My work as an English teacher takes place in a small, nondescript classroom on a commonplace country road, and yet I often (almost every day) feel like I’m laboring in “vast regions”, to quote from Wordsworth’s lines above. He’s talking about solitary shepherds among the hills and valleys of England, but I might as well be a shepherd as I attempt to herd, persuade, guide, and sometimes simply drive my young students toward the goals I set for them. It’s often a solitary feeling, too – the sense that it’s just the students and I alone in a wilderness of spoken and written words. We wander here and there in our discussions as we try to find meaning in poems and stories, with me circling, prodding, containing, rousing, and stimulating. As the students write their weekly essays, they, too, probably feel like shepherds – or border collies – as they attempt to push their unruly words into reasonably recognizable paragraphs.

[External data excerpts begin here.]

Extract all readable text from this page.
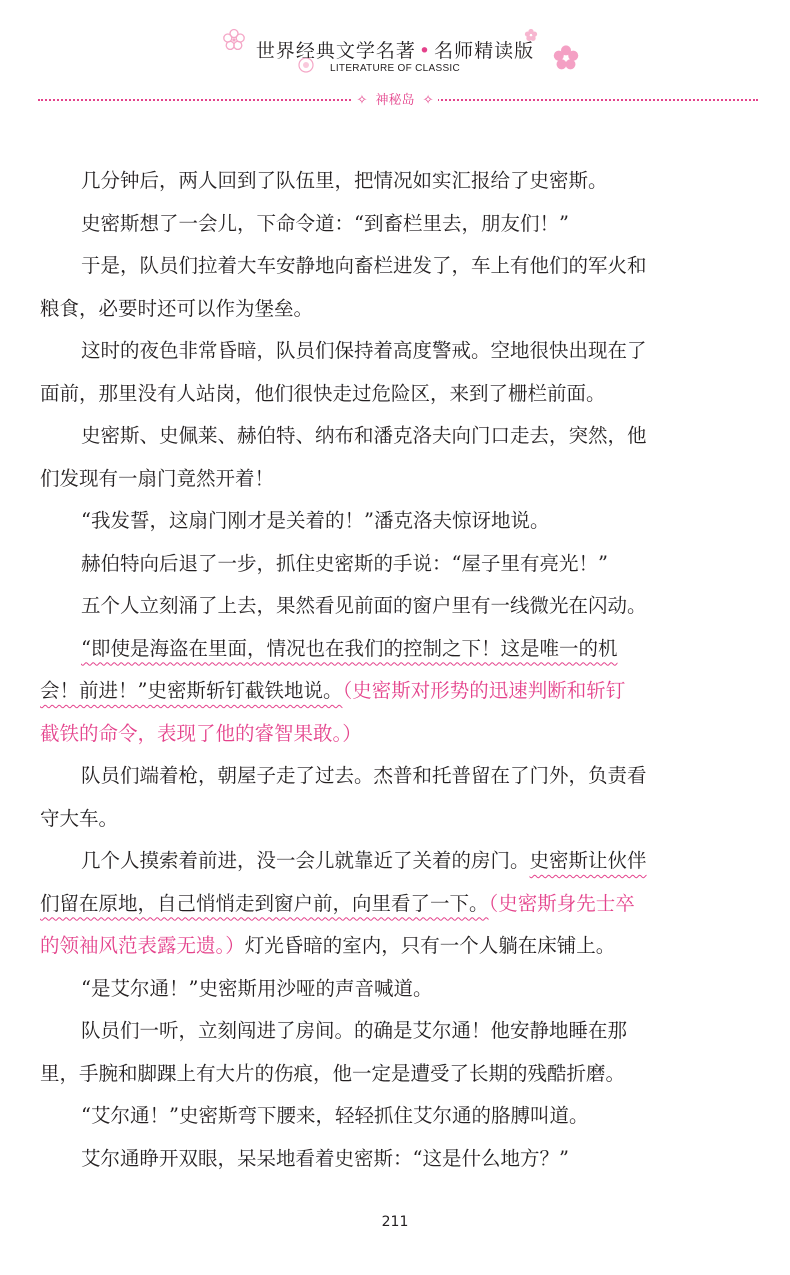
世界经典文学名著 • 名师精读版
LITERATURE OF CLASSIC
✧ 神秘岛 ✧
几分钟后，两人回到了队伍里，把情况如实汇报给了史密斯。
史密斯想了一会儿，下命令道：“到畜栏里去，朋友们！”
于是，队员们拉着大车安静地向畜栏进发了，车上有他们的军火和
粮食，必要时还可以作为堡垒。
这时的夜色非常昏暗，队员们保持着高度警戒。空地很快出现在了
面前，那里没有人站岗，他们很快走过危险区，来到了栅栏前面。
史密斯、史佩莱、赫伯特、纳布和潘克洛夫向门口走去，突然，他
们发现有一扇门竟然开着！
“我发誓，这扇门刚才是关着的！”潘克洛夫惊讶地说。
赫伯特向后退了一步，抓住史密斯的手说：“屋子里有亮光！”
五个人立刻涌了上去，果然看见前面的窗户里有一线微光在闪动。
“即使是海盗在里面，情况也在我们的控制之下！这是唯一的机
会！前进！”史密斯斩钉截铁地说。（史密斯对形势的迅速判断和斩钉
截铁的命令，表现了他的睿智果敢。）
队员们端着枪，朝屋子走了过去。杰普和托普留在了门外，负责看
守大车。
几个人摸索着前进，没一会儿就靠近了关着的房门。史密斯让伙伴
们留在原地，自己悄悄走到窗户前，向里看了一下。（史密斯身先士卒
的领袖风范表露无遗。）灯光昏暗的室内，只有一个人躺在床铺上。
“是艾尔通！”史密斯用沙哑的声音喊道。
队员们一听，立刻闯进了房间。的确是艾尔通！他安静地睡在那
里，手腕和脚踝上有大片的伤痕，他一定是遭受了长期的残酷折磨。
“艾尔通！”史密斯弯下腰来，轻轻抓住艾尔通的胳膊叫道。
艾尔通睁开双眼，呆呆地看着史密斯：“这是什么地方？”
211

However – though I’m not sure the students feel this way – I feel like a total “freeman” as I go about this sometimes lonely, hit-and-miss work of teaching. There’s “hazard” in the job, of course (wilting lessons, inscrutable students, parents on the prowl), but there’s more than enough “hope” (lessons like missiles, kids with grins to give away) to balance things out. I put in a great amount of “hard labour”, but I always find, to my amazement, a feeling of “majestic indolence” floating through me at odd moments during class. I often pause in the midst of a class and take a few seconds, privately, to express my thanks for my good life as a classroom shepherd. While kids in my care are sharing thoughts about a topic, I sometimes sit smiling in the classroom rocking chair -- a fortunate, privileged, prosperous 68-year-old guide and guardian.